Ursprünglich hat man den rein wissenschaftlichen Charakter der Poetik verkannt, ihr vielmehr ganz oder teilweise praktischen Zweck unterschieben wollen. Damals blickte die Poetik wesentlich vorwärts, um Regeln für alle zukünftige Poesie aufzustellen. Die Poetik gab sich dogmatisch.
Aus welchen Quellen leiteten sich diese Regeln her? Sie fußten auf Aussprüchen angesehener Kunstrichter des Altertums, das in der Entstehungszeit der deutschen und überhaupt der modernen Poetik, im Zeitalter der Renaissance, als unbedingte Autorität in Fragen der Kunst galt.
§ 3. Autoritativ-dogmatische Poetik: Horaz.
Wie die Renaissance sich überall enger an die Vermittlung der Römer als an die griechischen Quellen der antiken Kunst anschloß, war es zunächst Horaz, dessen Epistel an die Pisonen, ursprünglich ein Gelegenheitsgedicht, zum Rang einer Poetik erhoben wurde.
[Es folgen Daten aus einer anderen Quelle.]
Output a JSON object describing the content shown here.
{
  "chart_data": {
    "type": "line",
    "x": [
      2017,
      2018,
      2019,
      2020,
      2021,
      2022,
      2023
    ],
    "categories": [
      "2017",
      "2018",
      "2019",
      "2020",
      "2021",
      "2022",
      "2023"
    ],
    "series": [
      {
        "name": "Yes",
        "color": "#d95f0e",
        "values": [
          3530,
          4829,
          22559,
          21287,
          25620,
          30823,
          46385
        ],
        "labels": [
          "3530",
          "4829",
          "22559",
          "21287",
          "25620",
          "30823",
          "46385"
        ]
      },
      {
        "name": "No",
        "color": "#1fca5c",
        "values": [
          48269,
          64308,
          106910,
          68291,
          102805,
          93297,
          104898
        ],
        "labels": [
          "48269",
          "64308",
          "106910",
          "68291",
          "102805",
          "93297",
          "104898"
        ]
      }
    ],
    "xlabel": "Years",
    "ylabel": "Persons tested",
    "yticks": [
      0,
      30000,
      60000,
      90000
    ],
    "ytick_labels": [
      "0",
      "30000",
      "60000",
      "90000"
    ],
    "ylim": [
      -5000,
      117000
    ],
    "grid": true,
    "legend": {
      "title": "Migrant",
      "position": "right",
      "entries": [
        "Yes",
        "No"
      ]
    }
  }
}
Ohne Vollständigkeit zu erstreben oder auch nur das Wesen der Dichtkunst in den Vordergrund stellen zu wollen, ging Horaz davon aus, daß zu den Erfordernissen des vollendeten Dichters nicht bloß Begabung gehöre, die er als selbstverständlich erwähnt, sondern auch treue Beobachtung behufs Nachahmung der Wirklichkeit, ferner Studium und zur Erreichung formeller Meisterschaft Uebung, ebenso Fähigkeit zu einheitlicher Ordnung der Gedanken, schließlich eine Reihe besonderer Eigenschaften namentlich für die dramatische Poesie. Jhm war es vor allem darum zu thun, eine in seiner Zeit eingerissene schwindelhafte Liederlichkeit zu geißeln, die - wie zu manchen Zeiten sonst - prätendierte, daß Talent sowohl den Charakterhalt als Studium und formelle Durchbildung ersetzen könne. Jndem die Renaissance-Poetik diese Beziehung der Epistel außer acht ließ, wurde der kunstmäßigen Form, die Horaz neben der Begabung zur Geltung bringen wollte, entscheidender Wert und breitester Raum gewährt, und jede gelegentliche Aeußerung dieser römischen Satire zum Kanon erhoben.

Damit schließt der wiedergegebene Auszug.